AstraZeneca and Daiichi Sankyo’s Enhertu (trastuzumab deruxtecan) showed clinically meaningful and durable responses in a broad range of HER2-expressing advanced solid tumours in previously treated patients in the ongoing DESTINY-PanTumor02 Phase 2 trial.
Enhertu is a specifically engineered HER2-directed antibody-drug conjugate (ADC). It is being jointly developed and commercialised by AstraZeneca and Japan-based Daiichi Sankyo.
According to an interim analysis of the trial, patients treated with Enhertu showed a confirmed objective response rate (ORR) of 37.1%.
In patients with the highest level of HER2 expression, ADC demonstrated a confirmed ORR of 61.3%.
Additionally, a complete response (CR) was observed in 5.6% of patients, with 31.5% partial responses (PR) observed, and 46.1% of patients achieving stable disease. The disease control rate (DCR) was found at 68.2%.
AstraZeneca Oncology chief development officer and chief medical officer Cristian Massacesi said: “While HER2 is an established biomarker in breast, gastric, lung and colorectal cancers, data from the DESTINY-PanTumor02 trial validate HER2 as an actionable biomarker across a broad range of tumour types.
“Enhertu is the first treatment to demonstrate broad activity across HER2-expressing solid tumours where there are currently no approved HER2-directed therapies.
“These data will support our ongoing conversations with global health authorities as we look to bring Enhertu to as many patients as possible.”
The global, multicentre, multi-cohort DESTINY-PanTumor02 trial enrolled 267 patients at multiple sites in Asia, Europe and North America.
UK-based AstraZeneca said that the primary efficacy endpoint was confirmed ORR as assessed by the investigator.
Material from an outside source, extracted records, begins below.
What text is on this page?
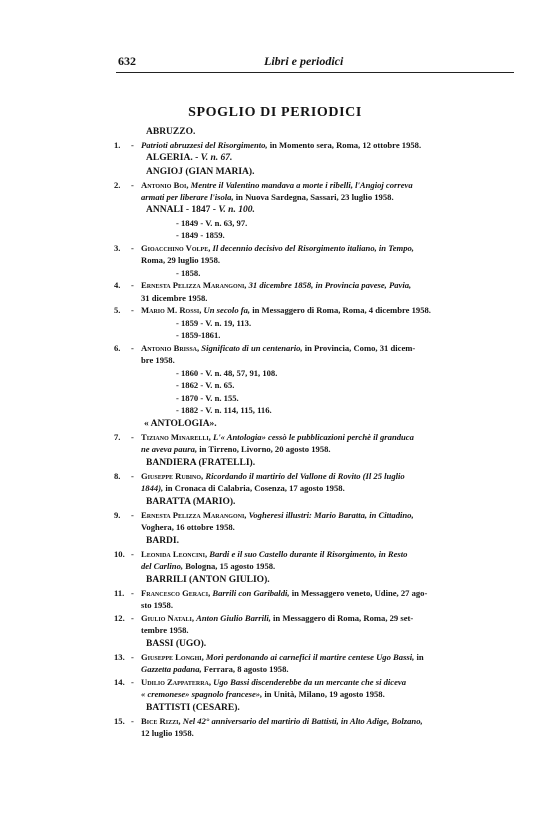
632	Libri e periodici
SPOGLIO DI PERIODICI
ABRUZZO.
1.	- Patrioti abruzzesi del Risorgimento, in Momento sera, Roma, 12 ottobre 1958.
ALGERIA. - V. n. 67.
ANGIOJ (GIAN MARIA).
2.	- Antonio Boi, Mentre il Valentino mandava a morte i ribelli, l'Angioj correva
armati per liberare l'isola, in Nuova Sardegna, Sassari, 23 luglio 1958.
ANNALI - 1847 - V. n. 100.
- 1849 - V. n. 63, 97.
- 1849 - 1859.
3.	- Gioacchino Volpe, Il decennio decisivo del Risorgimento italiano, in Tempo,
Roma, 29 luglio 1958.
- 1858.
4.	- Ernesta Pelizza Marangoni, 31 dicembre 1858, in Provincia pavese, Pavia,
31 dicembre 1958.
5.	- Mario M. Rossi, Un secolo fa, in Messaggero di Roma, Roma, 4 dicembre 1958.
- 1859 - V. n. 19, 113.
- 1859-1861.
6.	- Antonio Brissa, Significato di un centenario, in Provincia, Como, 31 dicem-
bre 1958.
- 1860 - V. n. 48, 57, 91, 108.
- 1862 - V. n. 65.
- 1870 - V. n. 155.
- 1882 - V. n. 114, 115, 116.
« ANTOLOGIA».
7.	- Tiziano Minarelli, L'« Antologia» cessò le pubblicazioni perchè il granduca
ne aveva paura, in Tirreno, Livorno, 20 agosto 1958.
BANDIERA (FRATELLI).
8.	- Giuseppe Rubino, Ricordando il martirio del Vallone di Rovito (Il 25 luglio
1844), in Cronaca di Calabria, Cosenza, 17 agosto 1958.
BARATTA (MARIO).
9.	- Ernesta Pelizza Marangoni, Vogheresi illustri: Mario Baratta, in Cittadino,
Voghera, 16 ottobre 1958.
BARDI.
10. - Leonida Leoncini, Bardi e il suo Castello durante il Risorgimento, in Resto
del Carlino, Bologna, 15 agosto 1958.
BARRILI (ANTON GIULIO).
11. - Francesco Geraci, Barrili con Garibaldi, in Messaggero veneto, Udine, 27 ago-
sto 1958.
12. - Giulio Natali, Anton Giulio Barrili, in Messaggero di Roma, Roma, 29 set-
tembre 1958.
BASSI (UGO).
13. - Giuseppe Longhi, Morì perdonando ai carnefici il martire centese Ugo Bassi, in
Gazzetta padana, Ferrara, 8 agosto 1958.
14. - Udilio Zappaterra, Ugo Bassi discenderebbe da un mercante che si diceva
« cremonese» spagnolo francese», in Unità, Milano, 19 agosto 1958.
BATTISTI (CESARE).
15. - Bice Rizzi, Nel 42° anniversario del martirio di Battisti, in Alto Adige, Bolzano,
12 luglio 1958.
The secondary endpoints were duration of response (DoR), DCR, progression-free survival (PFS), OS, safety, tolerability, and pharmacokinetics.
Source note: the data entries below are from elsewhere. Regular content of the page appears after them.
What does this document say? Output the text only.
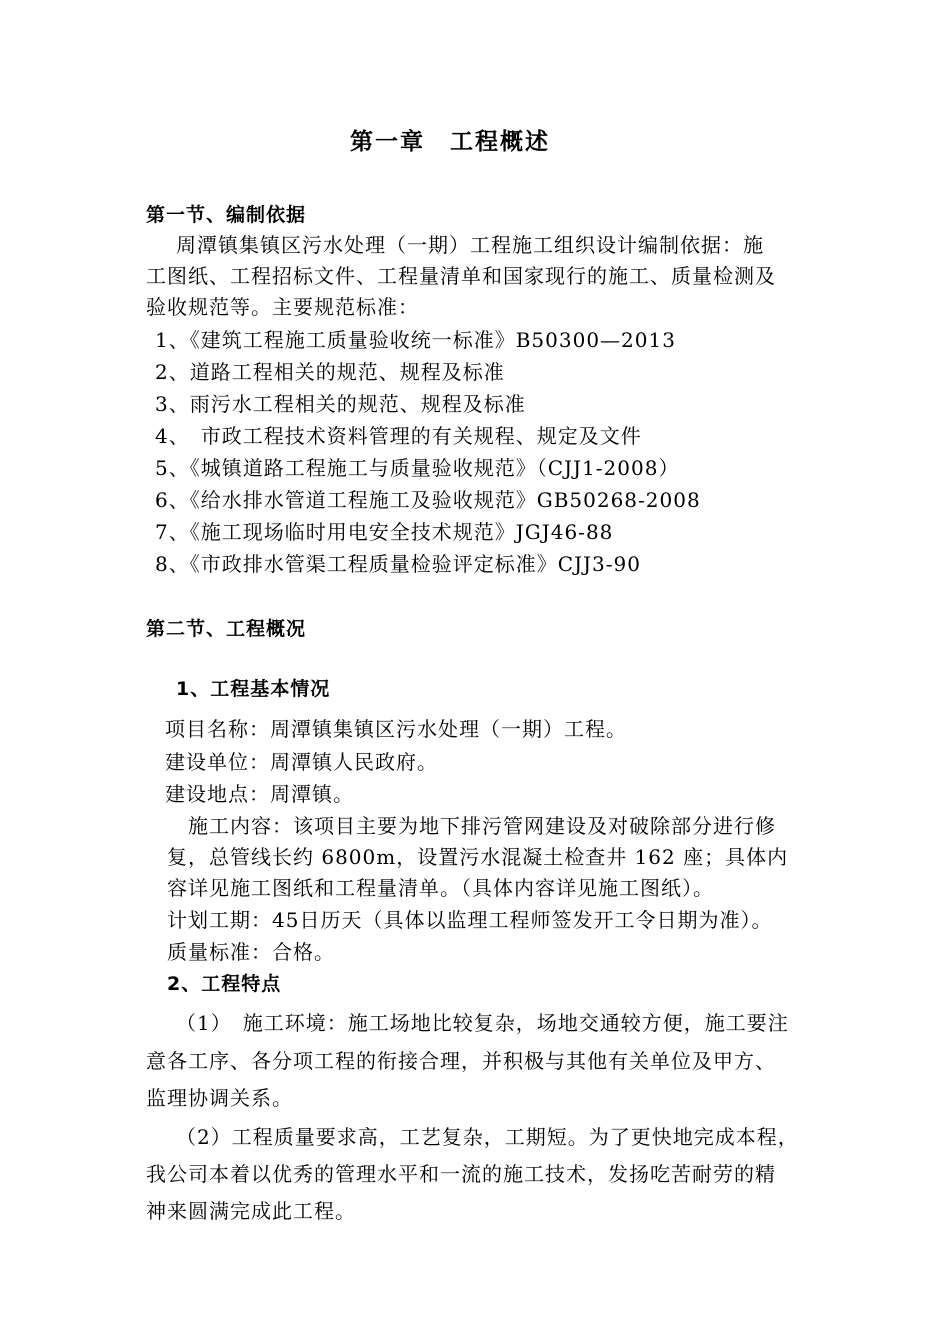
第一章　工程概述
第一节、编制依据
周潭镇集镇区污水处理（一期）工程施工组织设计编制依据：施
工图纸、工程招标文件、工程量清单和国家现行的施工、质量检测及
验收规范等。主要规范标准：
1、《建筑工程施工质量验收统一标准》B50300—2013
2、道路工程相关的规范、规程及标准
3、雨污水工程相关的规范、规程及标准
4、　市政工程技术资料管理的有关规程、规定及文件
5、《城镇道路工程施工与质量验收规范》（CJJ1-2008）
6、《给水排水管道工程施工及验收规范》GB50268-2008
7、《施工现场临时用电安全技术规范》JGJ46-88
8、《市政排水管渠工程质量检验评定标准》CJJ3-90
第二节、工程概况
1、工程基本情况
项目名称：周潭镇集镇区污水处理（一期）工程。
建设单位：周潭镇人民政府。
建设地点：周潭镇。
施工内容：该项目主要为地下排污管网建设及对破除部分进行修
复，总管线长约 6800m，设置污水混凝土检查井 162 座；具体内
容详见施工图纸和工程量清单。（具体内容详见施工图纸）。
计划工期：45日历天（具体以监理工程师签发开工令日期为准）。
质量标准：合格。
2、工程特点
（1）　施工环境：施工场地比较复杂，场地交通较方便，施工要注
意各工序、各分项工程的衔接合理，并积极与其他有关单位及甲方、
监理协调关系。
（2）工程质量要求高，工艺复杂，工期短。为了更快地完成本程，
我公司本着以优秀的管理水平和一流的施工技术，发扬吃苦耐劳的精
神来圆满完成此工程。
In a separate development, AstraZeneca and Daiichi Sankyo’s datopotamab deruxtecan plus pembrolizumab with or without platinum chemotherapy showed ORR of 57% and 50%, respectively in the TROPION-Lung02 Phase 1b trial.
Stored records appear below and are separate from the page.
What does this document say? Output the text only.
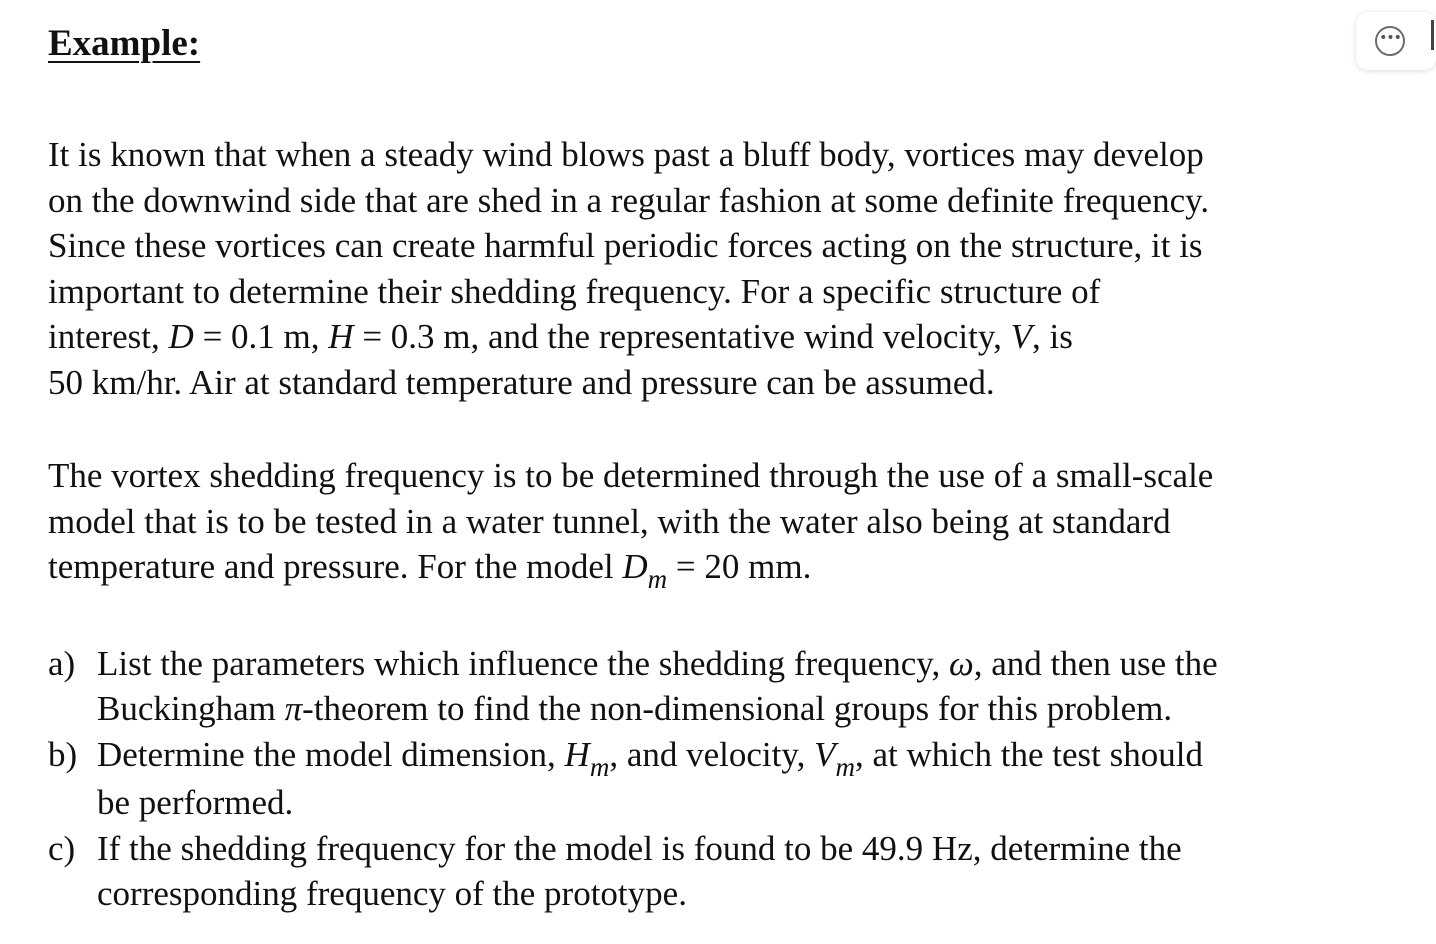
Example:

It is known that when a steady wind blows past a bluff body, vortices may develop
on the downwind side that are shed in a regular fashion at some definite frequency.
Since these vortices can create harmful periodic forces acting on the structure, it is
important to determine their shedding frequency. For a specific structure of
interest, D = 0.1 m, H = 0.3 m, and the representative wind velocity, V, is
50 km/hr. Air at standard temperature and pressure can be assumed.

The vortex shedding frequency is to be determined through the use of a small-scale
model that is to be tested in a water tunnel, with the water also being at standard
temperature and pressure. For the model $D_m = 20$ mm.

a) List the parameters which influence the shedding frequency, ω, and then use the
Buckingham π-theorem to find the non-dimensional groups for this problem.
b) Determine the model dimension, $H_m$, and velocity, $V_m$, at which the test should
be performed.
c) If the shedding frequency for the model is found to be 49.9 Hz, determine the
corresponding frequency of the prototype.
•••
Additionally, the UK-based pharmaceutical major announced its decision to stop the Andexxa (andexanet alfa) Phase 4 trial early as it achieved pre-specified criteria on haemostatic efficacy versus usual care.
ANNEXA-1, a post-marketing trial, was evaluating the efficacy and safety of Andexxa in patients on oral FXa-inhibitor treatment including apixaban and rivaroxaban experiencing an intracranial haemorrhage.